I sat and just smiled. I had gotten a little light headed collecting a deck of cards from the basement floor. And as soon as I stood up, I knew I needed to pop a squat for a bit. And so I rested my head away from the TV as the three littles and the big all looked on at a pre-bedtime episode of Doozers. The Littlest danced around, smacking his hands together. The Middlest fidgeted with the wiimote he’d wrapped around his legs two and three times over. And the Oldest leaned his head into the Big’s underarm. And I just smiled.
Even in life’s chaos, there can be found, contentment. I watched each of them and took that moment in. And when I stopped and felt that, that moment, I was amazed and in awe.
I had to let go of something recently. And letting go is a process. And the process will keep coming. I had to let go of the me without cancer. Not the person who existed without cancer. That Ashli will always be in me. She will always exist. But I had to let go of the losing of the innocence. The fact that I now know, I am not immuned to hard. Or hurt. Or illness. I had to let go of the idea that I will never be the girl who didn’t go through this. Because it’s just the facts. My stats.
I should have already known we weren’t immuned to life’s twists and turns. No one is. We’ve had three high risk pregnancies. We’ve had a 3 lb baby in the NICU {oh, Methodist Women’s how we adore you}. We’ve had times where money was tight. But for some reason, none of that really seemed hard. Motherhood has felt hard to me… challenging… mind numbing… emotionally exhausting at times. But yet, rewarding in a way that I didn’t know life could feel. But when I think about it, I don’t know that I’ve ever felt such a life shaking moment as I did when I was told I have cancer. So I’m having to let go of the idea that this will never not be a part of me. Of my story. Of my parent’s story. Of my sister and brother’s stories. Of my kid’s lives. Of Adam’s life. And of all of you who know me. You will all now know me as having had cancer. That will not change. And that’s a process of acceptance.
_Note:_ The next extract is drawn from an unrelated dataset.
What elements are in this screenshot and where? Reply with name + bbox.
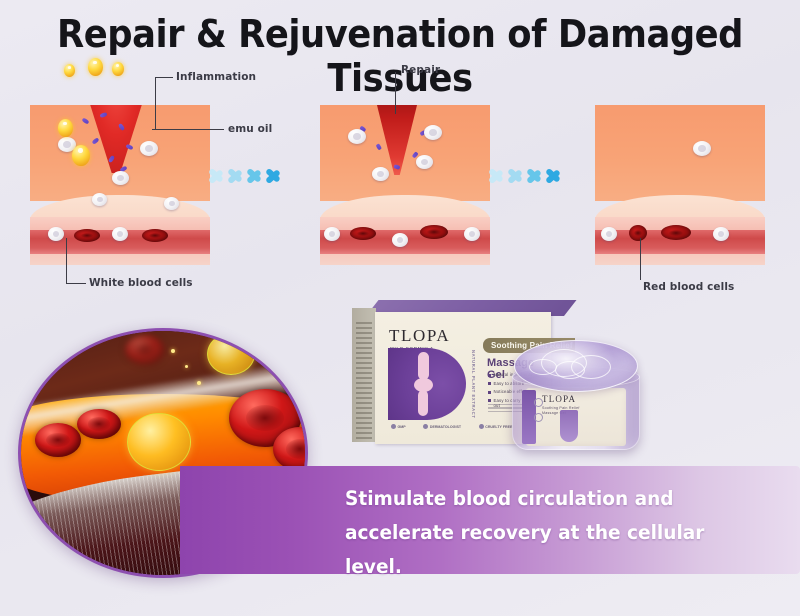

But in letting go, I am gaining speed. I am feeling like I have a life that is starting to feel a bit of normal once again. Yes, there is chemo. And there are doctor’s appointments. There are things I didn’t even know about two and a half months ago. But all of it is becoming my story. My life. We all have one… a story… and sometimes it writes itself, and other times, we can work to make it ours. Right now, I am having to strike a balance of having cancer and making it my life.
And so, even in the chaos… even in the uncertainty, there is some sort of solace in the fact that I feel this is what I am meant to be living right now. It’s impossible to explain that. I don’t think that God gave me cancer. But I think that there is something about this that was sort of kismet. I don’t know. Perhaps I’m crazy. Likely, I am.
When I was 23, and had just gotten married, a doctor in Texas told me that I should try to have any children we wanted for our family by the age of 32. I don’t know exactly why it was 32. But it was. He said it. He said that because I would have high risk pregnancies, it would make sense for us to start a family earlier than later. And so we did. And we were given three healthy pregnancies. And then, at the age of 33, I was diagnosed with breast cancer. And you know what else I was told when they gave me my diagnosis… “Your tumor has probably been growing for 3, or 4 or 5 years.”
I was flabbergasted. Shocked. In the last 3 or 4 or 5 years, we’ve grown our family from one to two to three children. All while I, apparently, was growing cancer. That. That is astounding to me. Because all the while, I had cancer. But I was still having a life. And so that is how I will be carrying on. As much as possible.
And so, on nights like tonight, after we eat a dinner that someone else delivered. After I spent the last four days receiving every kind of help and assistance I might need from family and friends. After dancing the alligator and snuggling with my husband to the words, “I think to myself what a wonderful world” as my girlfriends gathered to celebrate another friend’s most memorable day. After pausing to say, man… this is a pretty good deal I have going here. After playing UNO around a table with the four main men in my life. Gosh. After that. I just smile. And feel a sense of contentment.
And I realize once again that it isn’t just happiness that breeds contentment. It’s living. It’s breathing. It’s feeling joy inside your veins, even on days when you’re tired, because you know that this life is a pretty incredible gift. And I think to myself… what a wonderful world. And I get to be here.
And that. Well that. Is for today, just enough.